Ukraine : le réseau ferroviaire, la nouvelle cible hautement stratégique de Moscou


Une série de frappes qui témoigne d’un nouvel aspect de la stratégie de la Russie sur le front contre l’Ukraine. Ce vendredi 26 avril, l’armée russe a revendiqué avoir frappé un “train avec des armements occidentaux et des équipements militaires” dans la région de Donetsk, ainsi que des “troupes et équipements” militaires à Balaklia. Des annonces qui semblent correspondre à des frappes sur le réseau ferroviaire évoquées la veille par les autorités ukrainiennes.

Le but “est de paralyser les livraisons, le transport des cargaisons militaires”, a déclaré sous couvert d’anonymat une source haut placée dans le système sécuritaire ukrainien interrogée par l’AFP sur ces attaques. “Il s’agit là de mesures classiques avant une offensive” d’ampleur, attendue ces prochaines semaines, a-t-il ajouté.

L’infrastructure ferroviaire est particulièrement vitale en Ukraine, aussi bien pour le transport passager et le commerce que pour l’armée, car depuis le début de l’invasion russe en février 2022, tout le trafic aérien civil y est paralysé. Le commandement russe le sait bien : ainsi, le réseau des chemins de fer ukrainien était régulièrement visé par des bombardements russes ces deux dernières années. Des frappes ont notamment touché des gares à l’instar de celle de Kramatorsk, dans l’Est, où des dizaines de personnes, essentiellement des civils tentant de fuir les combats, avaient été tuées en avril 2022.

Des frappes qui se multiplient

Mais ces dernières semaines, une recrudescence des bombardements ciblant les infrastructures ferroviaires a été constatée. Rien que ce jeudi, des frappes ont touché ces infrastructures dans trois régions ukrainiennes. Dans celle de Donetsk, à l’est du pays, divisée par la ligne de front, trois employés de la société de chemins de fer ukrainienne, Ukrzaliznytsia, ont été tués dans une attaque contre un site ferroviaire.

Le même jour, dix civils ont été blessés dans une frappe de missile contre la gare de Balaklia, dans la région de Kharkiv, au nord-est du pays, et des infrastructures ferroviaires ont été endommagées à Smila, dans la région de Tcherkassy, au centre de l’Ukraine.

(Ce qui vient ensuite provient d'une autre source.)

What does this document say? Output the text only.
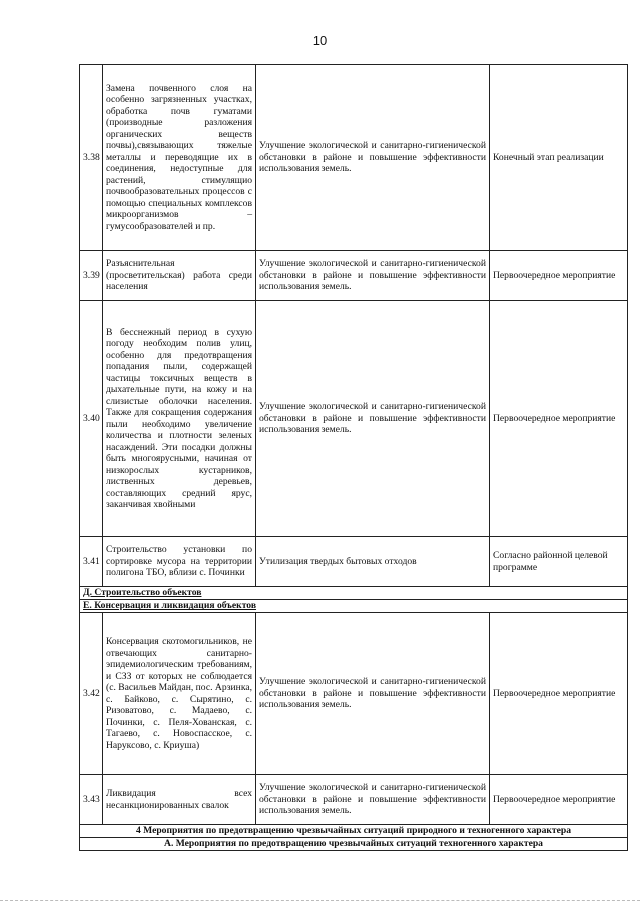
10
3.38	Замена почвенного слоя на особенно загрязненных участках, обработка почв гуматами (производные разложения органических веществ почвы),связывающих тяжелые металлы и переводящие их в соединения, недоступные для растений, стимулящио почвообразовательных процессов с помощью специальных комплексов микроорганизмов – гумусообразователей и пр.	Улучшение экологической и санитарно-гигиенической обстановки в районе и повышение эффективности использования земель.	Конечный этап реализации
3.39	Разъяснительная (просветительская) работа среди населения	Улучшение экологической и санитарно-гигиенической обстановки в районе и повышение эффективности использования земель.	Первоочередное мероприятие
3.40	В бесснежный период в сухую погоду необходим полив улиц, особенно для предотвращения попадания пыли, содержащей частицы токсичных веществ в дыхательные пути, на кожу и на слизистые оболочки населения. Также для сокращения содержания пыли необходимо увеличение количества и плотности зеленых насаждений. Эти посадки должны быть многоярусными, начиная от низкорослых кустарников, лиственных деревьев, составляющих средний ярус, заканчивая хвойными	Улучшение экологической и санитарно-гигиенической обстановки в районе и повышение эффективности использования земель.	Первоочередное мероприятие
3.41	Строительство установки по сортировке мусора на территории полигона ТБО, вблизи с. Починки	Утилизация твердых бытовых отходов	Согласно районной целевой программе
Д. Строительство объектов			
Е. Консервация и ликвидация объектов			
3.42	Консервация скотомогильников, не отвечающих санитарно-эпидемиологическим требованиям, и СЗЗ от которых не соблюдается (с. Васильев Майдан, пос. Арзинка, с. Байково, с. Сырятино, с. Ризоватово, с. Мадаево, с. Починки, с. Пеля-Хованская, с. Тагаево, с. Новоспасское, с. Наруксово, с. Криуша)	Улучшение экологической и санитарно-гигиенической обстановки в районе и повышение эффективности использования земель.	Первоочередное мероприятие
3.43	Ликвидация всех несанкционированных свалок	Улучшение экологической и санитарно-гигиенической обстановки в районе и повышение эффективности использования земель.	Первоочередное мероприятие
4 Мероприятия по предотвращению чрезвычайных ситуаций природного и техногенного характера			
А. Мероприятия по предотвращению чрезвычайных ситуаций техногенного характера			
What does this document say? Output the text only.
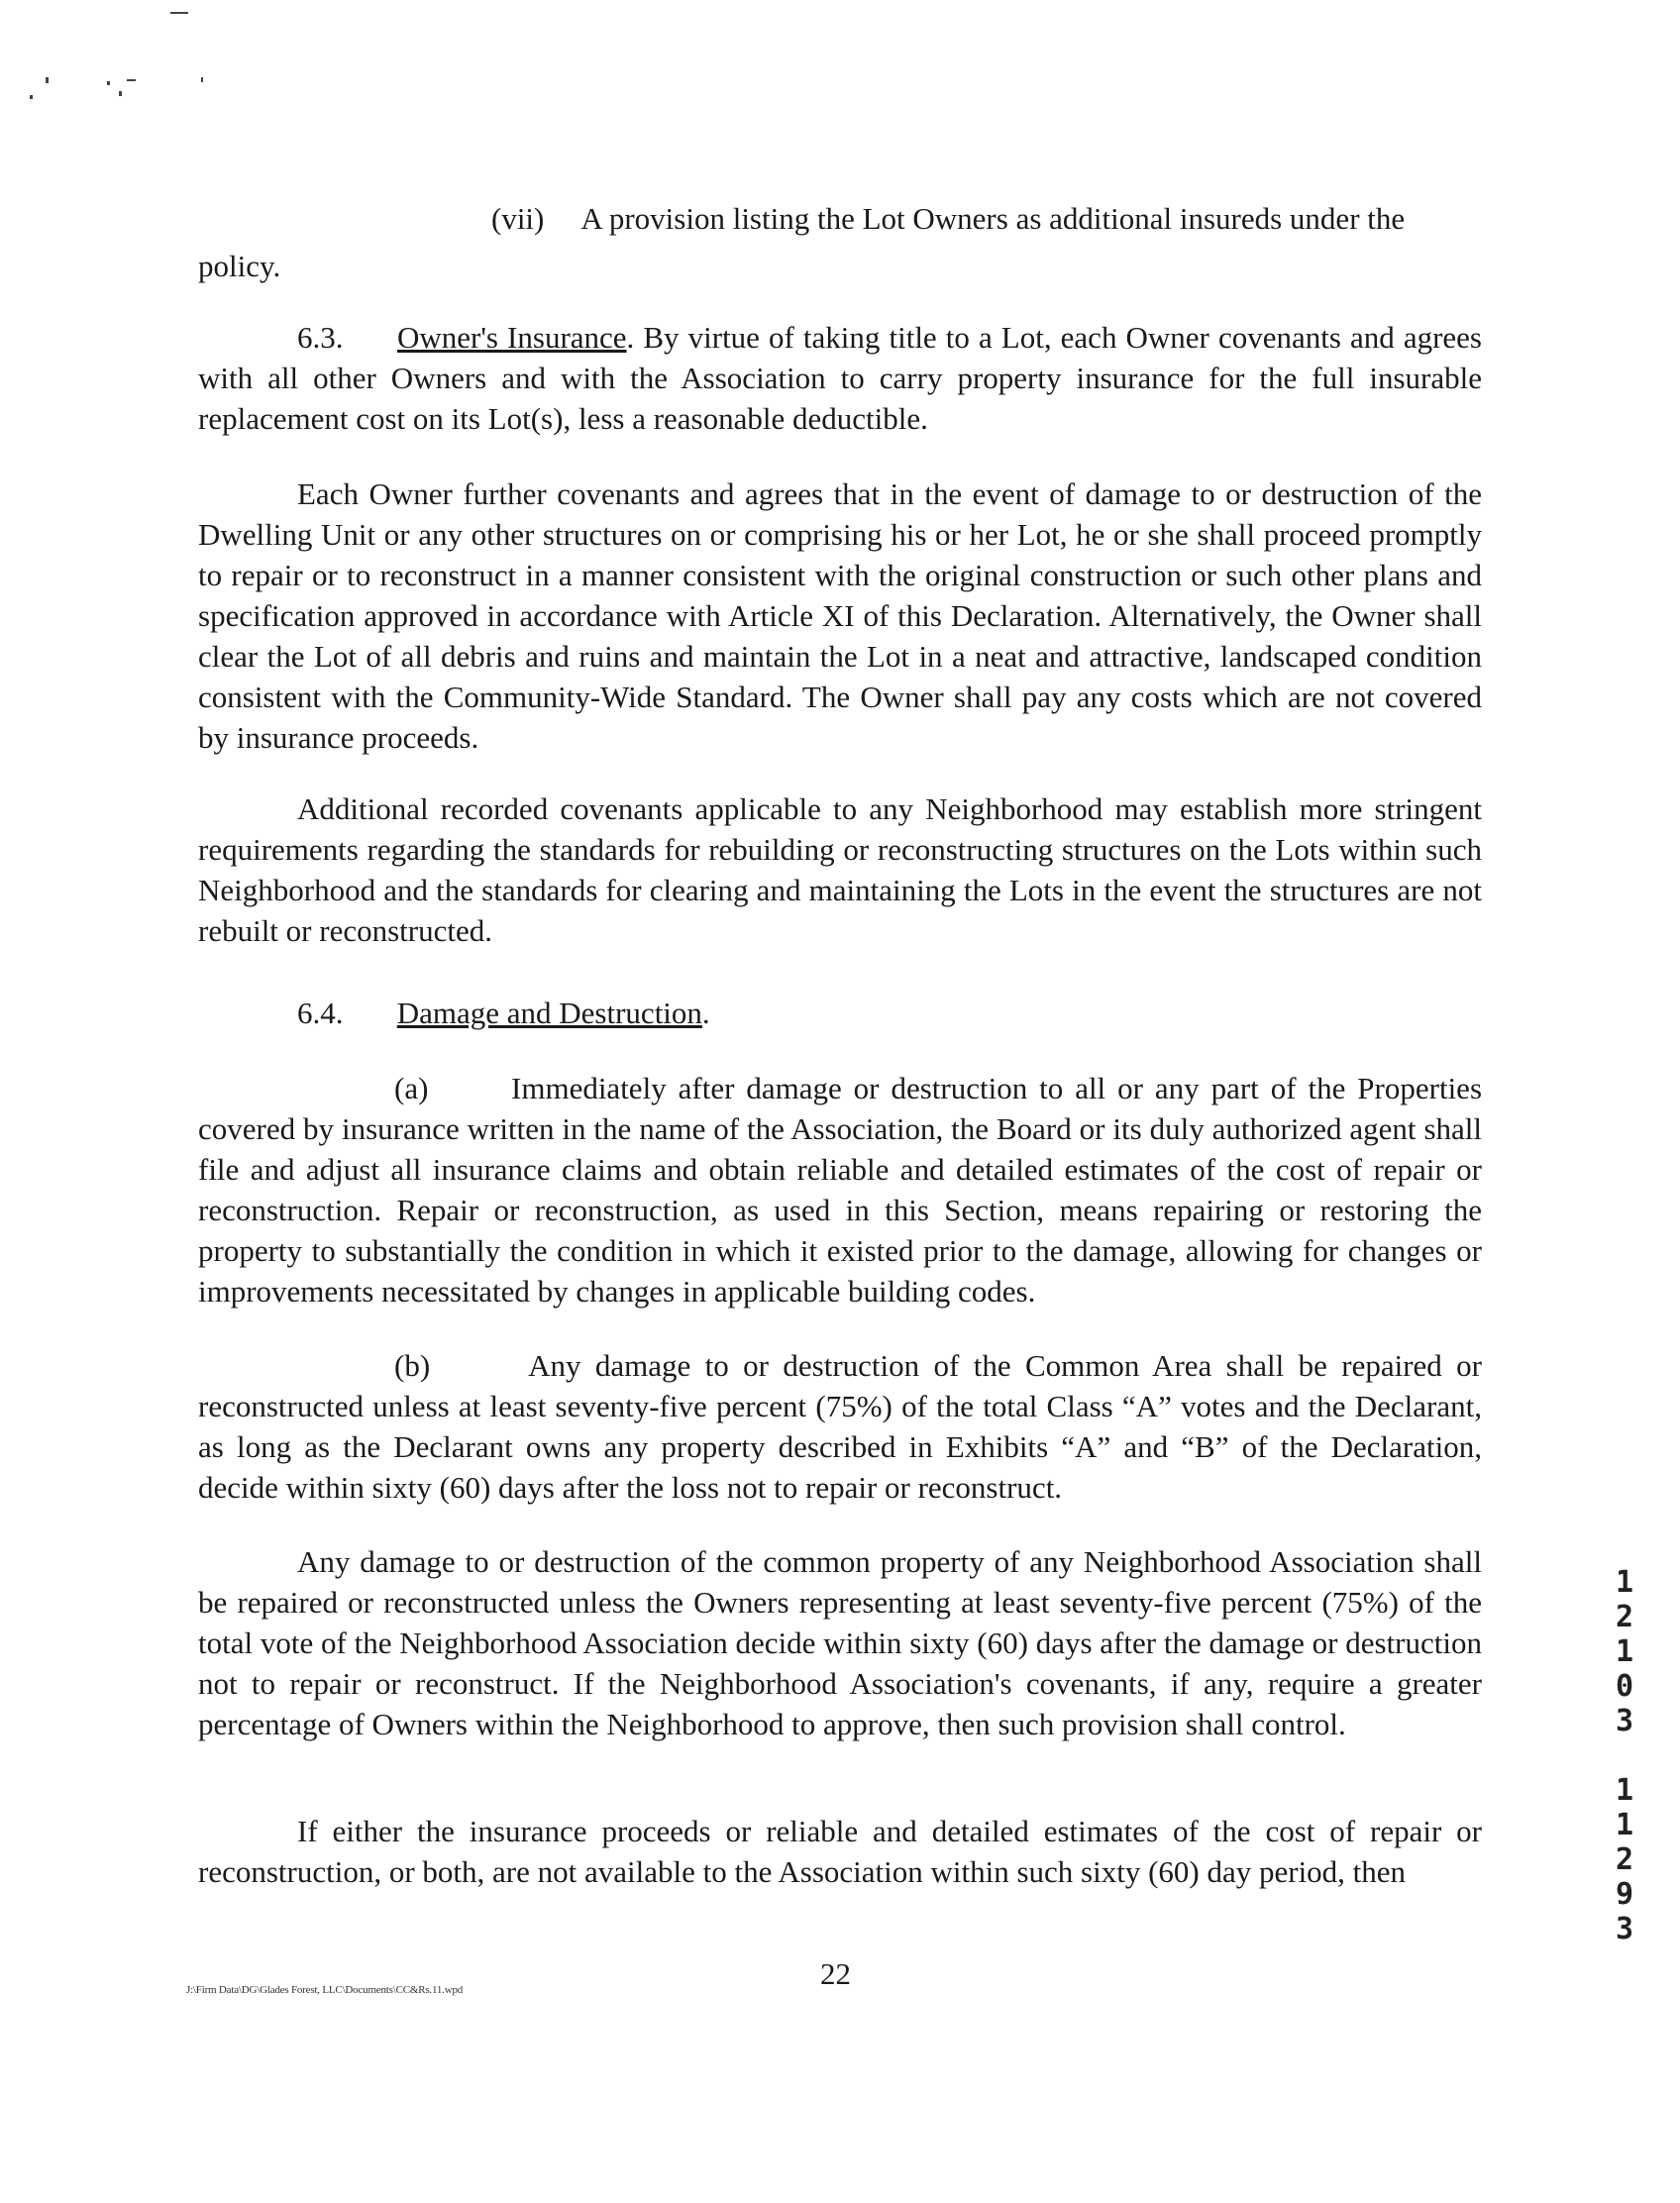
(vii) A provision listing the Lot Owners as additional insureds under the

policy.

6.3. Owner's Insurance. By virtue of taking title to a Lot, each Owner covenants and agrees with all other Owners and with the Association to carry property insurance for the full insurable replacement cost on its Lot(s), less a reasonable deductible.

Each Owner further covenants and agrees that in the event of damage to or destruction of the Dwelling Unit or any other structures on or comprising his or her Lot, he or she shall proceed promptly to repair or to reconstruct in a manner consistent with the original construction or such other plans and specification approved in accordance with Article XI of this Declaration. Alternatively, the Owner shall clear the Lot of all debris and ruins and maintain the Lot in a neat and attractive, landscaped condition consistent with the Community-Wide Standard. The Owner shall pay any costs which are not covered by insurance proceeds.

Additional recorded covenants applicable to any Neighborhood may establish more stringent requirements regarding the standards for rebuilding or reconstructing structures on the Lots within such Neighborhood and the standards for clearing and maintaining the Lots in the event the structures are not rebuilt or reconstructed.

6.4. Damage and Destruction.

(a)	Immediately after damage or destruction to all or any part of the Properties covered by insurance written in the name of the Association, the Board or its duly authorized agent shall file and adjust all insurance claims and obtain reliable and detailed estimates of the cost of repair or reconstruction. Repair or reconstruction, as used in this Section, means repairing or restoring the property to substantially the condition in which it existed prior to the damage, allowing for changes or improvements necessitated by changes in applicable building codes.

(b)	Any damage to or destruction of the Common Area shall be repaired or reconstructed unless at least seventy-five percent (75%) of the total Class “A” votes and the Declarant, as long as the Declarant owns any property described in Exhibits “A” and “B” of the Declaration, decide within sixty (60) days after the loss not to repair or reconstruct.

Any damage to or destruction of the common property of any Neighborhood Association shall be repaired or reconstructed unless the Owners representing at least seventy-five percent (75%) of the total vote of the Neighborhood Association decide within sixty (60) days after the damage or destruction not to repair or reconstruct. If the Neighborhood Association's covenants, if any, require a greater percentage of Owners within the Neighborhood to approve, then such provision shall control.

If either the insurance proceeds or reliable and detailed estimates of the cost of repair or reconstruction, or both, are not available to the Association within such sixty (60) day period, then

22
J:\Firm Data\DG\Glades Forest, LLC\Documents\CC&Rs.11.wpd
1
2
1
0
3
1
1
2
9
3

L’augmentation de ces frappes ne date cependant pas juste de cette semaine. Un bombardement massif contre des sites ferroviaires à Dnipro et sa région avait tué une employée d’Ukrzaliznytsia et en avait blessé sept autres le 19 avril. Une semaine plus tôt, la gare de Soumy, au nord de l’Ukraine, avait été touchée par une frappe.

“Une manière très primitive de faire”

Ces attaques sur le réseau ferroviaire entrent pleinement dans la tactique russe de frappes sur les infrastructures civiles ukrainiennes. Les attaques sur le réseau énergétique se sont ainsi multipliées depuis le début de l’année, avec des villes comme Kharkiv plongées dans le noir pendant de longues heures à plusieurs reprises.

Le passage à des attaques sur le réseau de chemin de fer n’a cependant rien d’un hasard. Il intervient pile au moment où les Etats-Unis ont, après des mois de paralysie à cause de rivalités politiques internes, repris leur aide militaire à l’Ukraine. Or, les armements occidentaux donnés à l’Ukraine, notamment des munitions pour l’artillerie et la défense aérienne, sont livrés par la voie ferroviaire dans le plus grand secret depuis les pays voisins, en particulier la Pologne.

Le chef du transport passager d’Ukrzaliznytsia, Oleksandr Pertsovsky a ainsi indiqué jeudi à l’AFP avoir constaté “une hausse des attaques sur l’infrastructure ferroviaire” “Nous constatons que les frappes visent la logistique ferroviaire, et touchent essentiellement des sites civils”, a-t-il dit. “Ils mènent des frappes de manière aveugle sur des gares, c’est une manière très primitive de faire”.

L’objectif semble en tout cas clair : ralentir le plus possible l’acheminement du soutien occidental désormais renfloué pour l’Ukraine. Car, affaiblie par une contre-offensive infructueuse à l’été 2023 et la paralysie des mois durant de l’aide militaire américaine, les forces ukrainiennes, en manque d’hommes et de munitions, sont sous pression sur une large partie du front, notamment dans l’Est. La situation devrait empirer autour de la mi-mai et début juin, qui sera une “période difficile”, avait prévenu lundi le chef du renseignement militaire ukrainien Kyrylo Boudanov. Une analyse partagée par des responsables occidentaux qui pronostiquent que les trois mois à venir vont être “très difficiles” pour les forces de Kiev. Ces attaques contre le rail ukrainien laissent à penser que Moscou semble bien vouloir tirer profit de cette période.